Instability in the Middle East and North Africa could disrupt supplies of phosphate rock and threaten global food security, say two Australian academics.
Phosphorus is an important component of fertiliser.
A high proportion of phosphate rock reserves are in the Middle East and Africa.
Professor Stuart White and Dr Dana Cordell from the Institute for Sustainable Futures at the University of Technology, Sydney, are among researchers investigating a possible peak in phosphate rock production before the end of the century.
Speaking in the United States at the Sustainable Phosphorus Summit at Arizona State University, they said regional instability was an extra component in the potential gap between supply and demand in global phosphorus resources.
“Morocco alone controls the vast majority of the world’s remaining high-quality phosphate rock,” Prof White said in a statement.
“Even a temporary disruption to the supply of phosphate on the world market can have serious ramifications for nations’ food security.

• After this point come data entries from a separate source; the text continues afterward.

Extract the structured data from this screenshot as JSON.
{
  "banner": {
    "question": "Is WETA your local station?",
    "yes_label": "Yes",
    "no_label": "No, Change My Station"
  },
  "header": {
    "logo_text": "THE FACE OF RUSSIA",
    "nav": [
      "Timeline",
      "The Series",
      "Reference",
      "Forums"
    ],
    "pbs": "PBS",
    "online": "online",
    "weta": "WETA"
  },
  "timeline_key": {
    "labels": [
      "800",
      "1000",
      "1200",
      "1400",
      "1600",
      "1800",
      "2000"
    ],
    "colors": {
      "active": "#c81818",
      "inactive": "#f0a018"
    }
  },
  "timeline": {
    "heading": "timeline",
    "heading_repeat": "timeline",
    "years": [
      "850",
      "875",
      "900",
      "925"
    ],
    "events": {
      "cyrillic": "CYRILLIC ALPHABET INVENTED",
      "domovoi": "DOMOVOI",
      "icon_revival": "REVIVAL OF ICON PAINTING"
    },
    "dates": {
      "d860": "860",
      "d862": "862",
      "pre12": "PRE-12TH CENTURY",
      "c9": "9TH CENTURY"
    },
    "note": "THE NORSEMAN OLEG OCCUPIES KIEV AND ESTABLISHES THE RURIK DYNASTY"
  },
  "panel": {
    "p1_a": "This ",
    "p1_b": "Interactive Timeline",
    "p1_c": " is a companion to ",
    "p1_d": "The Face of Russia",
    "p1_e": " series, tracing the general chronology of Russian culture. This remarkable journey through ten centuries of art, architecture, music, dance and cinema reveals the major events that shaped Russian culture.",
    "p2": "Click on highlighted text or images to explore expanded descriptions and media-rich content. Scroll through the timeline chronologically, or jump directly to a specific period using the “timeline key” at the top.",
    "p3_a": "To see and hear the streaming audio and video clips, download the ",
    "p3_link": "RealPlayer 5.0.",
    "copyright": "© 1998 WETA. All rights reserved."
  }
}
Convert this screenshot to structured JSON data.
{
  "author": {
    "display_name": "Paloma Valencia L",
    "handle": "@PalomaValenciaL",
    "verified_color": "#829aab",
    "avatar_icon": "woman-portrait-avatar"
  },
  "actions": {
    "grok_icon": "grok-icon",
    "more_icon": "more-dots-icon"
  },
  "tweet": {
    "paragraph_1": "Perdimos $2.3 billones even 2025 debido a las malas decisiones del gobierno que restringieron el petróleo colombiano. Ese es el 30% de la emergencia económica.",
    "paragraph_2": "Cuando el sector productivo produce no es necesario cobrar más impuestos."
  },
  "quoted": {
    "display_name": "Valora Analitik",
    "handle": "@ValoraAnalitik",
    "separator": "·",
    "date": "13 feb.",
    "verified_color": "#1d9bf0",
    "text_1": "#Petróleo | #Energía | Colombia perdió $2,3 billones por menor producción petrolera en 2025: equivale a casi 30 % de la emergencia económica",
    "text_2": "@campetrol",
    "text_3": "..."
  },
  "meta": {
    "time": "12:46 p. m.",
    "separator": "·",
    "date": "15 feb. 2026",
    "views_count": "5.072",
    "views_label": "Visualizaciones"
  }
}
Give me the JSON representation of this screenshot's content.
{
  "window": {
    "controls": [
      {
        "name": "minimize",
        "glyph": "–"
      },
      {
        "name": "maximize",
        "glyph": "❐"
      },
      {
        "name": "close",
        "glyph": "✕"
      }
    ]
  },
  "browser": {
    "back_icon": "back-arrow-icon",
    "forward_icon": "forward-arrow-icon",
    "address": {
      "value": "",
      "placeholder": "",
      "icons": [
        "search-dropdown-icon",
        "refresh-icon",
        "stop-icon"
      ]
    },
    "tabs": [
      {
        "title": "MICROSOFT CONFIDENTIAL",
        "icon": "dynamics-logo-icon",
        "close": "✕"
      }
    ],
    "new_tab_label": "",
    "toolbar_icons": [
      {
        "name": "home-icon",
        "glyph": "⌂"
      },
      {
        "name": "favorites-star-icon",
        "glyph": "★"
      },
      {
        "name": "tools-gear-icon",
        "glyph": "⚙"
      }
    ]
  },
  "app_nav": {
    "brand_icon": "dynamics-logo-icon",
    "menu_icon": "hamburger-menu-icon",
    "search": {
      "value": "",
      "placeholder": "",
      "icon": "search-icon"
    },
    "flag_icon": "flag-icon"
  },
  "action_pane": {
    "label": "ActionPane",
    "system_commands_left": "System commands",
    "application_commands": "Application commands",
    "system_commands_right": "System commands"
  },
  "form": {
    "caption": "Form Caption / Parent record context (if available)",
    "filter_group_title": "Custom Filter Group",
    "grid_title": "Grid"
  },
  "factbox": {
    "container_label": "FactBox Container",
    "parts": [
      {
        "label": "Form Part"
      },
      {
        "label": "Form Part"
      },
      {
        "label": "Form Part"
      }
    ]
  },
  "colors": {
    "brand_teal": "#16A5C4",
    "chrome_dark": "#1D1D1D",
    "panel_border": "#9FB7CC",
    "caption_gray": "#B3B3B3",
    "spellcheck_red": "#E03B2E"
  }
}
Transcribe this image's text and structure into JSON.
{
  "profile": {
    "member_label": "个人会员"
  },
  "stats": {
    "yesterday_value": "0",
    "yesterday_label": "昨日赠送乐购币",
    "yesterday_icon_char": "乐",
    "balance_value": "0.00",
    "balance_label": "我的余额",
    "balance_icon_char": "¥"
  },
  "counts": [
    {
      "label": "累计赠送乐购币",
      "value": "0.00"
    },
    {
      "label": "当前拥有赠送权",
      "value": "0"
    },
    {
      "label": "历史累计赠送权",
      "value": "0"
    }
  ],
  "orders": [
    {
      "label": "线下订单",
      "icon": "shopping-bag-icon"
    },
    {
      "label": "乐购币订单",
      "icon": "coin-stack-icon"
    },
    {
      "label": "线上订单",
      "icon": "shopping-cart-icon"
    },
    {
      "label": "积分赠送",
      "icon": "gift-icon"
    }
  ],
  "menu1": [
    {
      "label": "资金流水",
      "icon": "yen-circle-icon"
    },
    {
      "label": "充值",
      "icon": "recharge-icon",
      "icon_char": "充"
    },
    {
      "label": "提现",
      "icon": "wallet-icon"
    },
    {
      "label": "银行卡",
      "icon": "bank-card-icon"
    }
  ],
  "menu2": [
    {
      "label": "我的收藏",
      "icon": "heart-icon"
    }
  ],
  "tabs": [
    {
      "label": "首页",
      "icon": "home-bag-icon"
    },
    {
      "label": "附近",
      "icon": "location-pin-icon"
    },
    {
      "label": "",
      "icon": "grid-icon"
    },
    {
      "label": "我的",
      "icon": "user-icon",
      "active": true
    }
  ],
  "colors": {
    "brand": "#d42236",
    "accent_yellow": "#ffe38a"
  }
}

Prof White said that even before the peak in phosphorus production, there is a prospect of significant rises in prices and a consequent impact upon farmers and global crop yields.
Dr Cordell said no government had a plan for securing sufficient access to phosphorus for producing food in the long term.
Dr Cordell said investment was needed in renewable phosphorus fertilisers – recovering and re-using phosphorus from excreta, manure and food waste – and increasing the efficiency of phosphorus use throughout the process of mining, fertiliser and food processing.